En 35 titres, il a résumé son palmarès sur carte postale : 12 fois champion de Normandie, 4 fois champion de France, 3 fois champion du monde, etc. Depuis son enfance, Mickaël Deldycke a le sang sportif, l'esprit de compétition, la hargne de se battre. Il aurait pu faire du foot comme la plupart de ses petits camarades ou de l'équitation comme son frère et son père ; mais non : « j'ai tout de suite adoré le bicross », grimper les talus de la ferme familiale, imprimer ses premiers dérapages dans la terre épaisse, inventer des circuits inédits. « Bicross ou BMX, au choix, que l'on opte pour l'appellation française ou anglo-saxonne, c'est la même chose », précise-t-il. À 9 ans, il s'inscrit pour la première fois dans un club et dès la première année devient champion de Normandie dans sa catégorie. « Mon père m'avait promis un beau vélo si je décrochais ce titre », se souvient-il.
Spécialiste du “four Cross”Encouragé dans son élan, il brûle alors les étapes, bondit en droite ligne vers la consécration, s'impose champion du monde à 13 ans. « C'est un rêve qui se réalise », admet Mickaël Deldycke « mais ce qui comptait alors pour moi, c'était surtout de faire du vélo ». À peine le temps de souffler, et déjà remis en selle pour parcourir le monde, enchaînant les compétitions ; il aurait sans doute continué ainsi si un ami ne lui avait fait découvrir entre-temps le VTT : « j'ai tout de suite accroché », reconnaît le sportif qui se spécialise dans la descente et le “four cross”, course chronométrée à 4 ; « J'aime travailler dans l'intensif plutôt que dans l'endurance » ; dans cette discipline où l'on rencontre plutôt des montagnards Mickaël Deldycke fait figure d'outsider, « c'est vrai, les pistes pour s'entraîner ici manquent un peu, le VTT, à la différence du BMX ne se pratiquant qu'en terrain naturel ». Un handicap qui ne l'empêche pas de s'illustrer avec succès ; au point que son entourage n'arrivant plus “à suivre” ses déplacements, s'organise bientôt en “fanclub” pour financer les voyages…

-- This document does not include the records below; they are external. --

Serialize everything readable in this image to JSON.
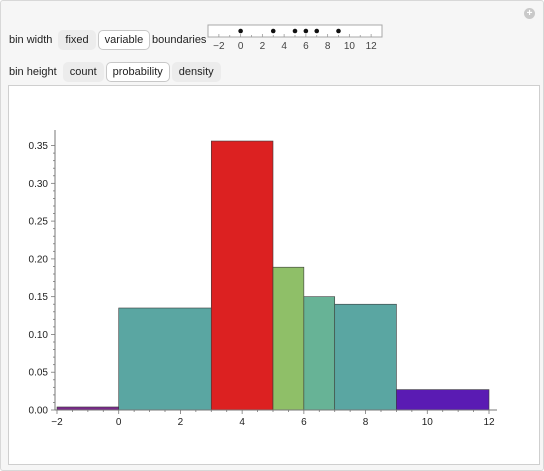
{
  "controls": {
    "bin_width_label": "bin width",
    "bin_width_options": [
      "fixed",
      "variable"
    ],
    "bin_width_selected": "variable",
    "boundaries_label": "boundaries",
    "bin_height_label": "bin height",
    "bin_height_options": [
      "count",
      "probability",
      "density"
    ],
    "bin_height_selected": "probability"
  },
  "boundaries_slider": {
    "min": -3,
    "max": 13,
    "ticks": [
      -2,
      0,
      2,
      4,
      6,
      8,
      10,
      12
    ],
    "tick_labels": [
      "−2",
      "0",
      "2",
      "4",
      "6",
      "8",
      "10",
      "12"
    ],
    "points": [
      0,
      3,
      5,
      6,
      7,
      9
    ]
  },
  "chart_data": {
    "type": "bar",
    "title": "",
    "xlabel": "",
    "ylabel": "",
    "xlim": [
      -2,
      12
    ],
    "ylim": [
      0,
      0.36
    ],
    "x_ticks": [
      -2,
      0,
      2,
      4,
      6,
      8,
      10,
      12
    ],
    "x_tick_labels": [
      "−2",
      "0",
      "2",
      "4",
      "6",
      "8",
      "10",
      "12"
    ],
    "y_ticks": [
      0,
      0.05,
      0.1,
      0.15,
      0.2,
      0.25,
      0.3,
      0.35
    ],
    "y_tick_labels": [
      "0.00",
      "0.05",
      "0.10",
      "0.15",
      "0.20",
      "0.25",
      "0.30",
      "0.35"
    ],
    "bins": [
      {
        "x0": -2,
        "x1": 0,
        "value": 0.004,
        "color": "#7a2a8a"
      },
      {
        "x0": 0,
        "x1": 3,
        "value": 0.135,
        "color": "#5aa6a2"
      },
      {
        "x0": 3,
        "x1": 5,
        "value": 0.356,
        "color": "#dc2121"
      },
      {
        "x0": 5,
        "x1": 6,
        "value": 0.189,
        "color": "#8fbf68"
      },
      {
        "x0": 6,
        "x1": 7,
        "value": 0.15,
        "color": "#67b396"
      },
      {
        "x0": 7,
        "x1": 9,
        "value": 0.14,
        "color": "#5aa6a2"
      },
      {
        "x0": 9,
        "x1": 12,
        "value": 0.027,
        "color": "#5a1bb3"
      }
    ]
  }
}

Le BM X aux JOPour autant, Mickaël Deldycke n'a pas attrapé la grosse tête. Les amis, la famille, le plaisir avant tout, ce
sont ses valeurs sûres. Avant il travaillait à l'usine pour financer sa carrière « c'était dur », mais depuis deux ans, la ville du Tréport l'a embauché comme animateur sportif. Entraîner les gamins, leur donner le goût du vélo, en virtuose de l'acrobatie, bien sûr ça lui plaît, quand il ne s'entraîne pas lui-même ; avec désormais une seule idée en tête : un nouveau titre de champion du monde cette fois en VTT. Pour cela, il a dû arrêter le BMX… définitivement ! Enfin, pas si sûr… « Aux Jeux Olympiques de Pékin en 2008, le BMX sera pour la première fois discipline olympique », rappelle-t-il, déjà avec gourmandise.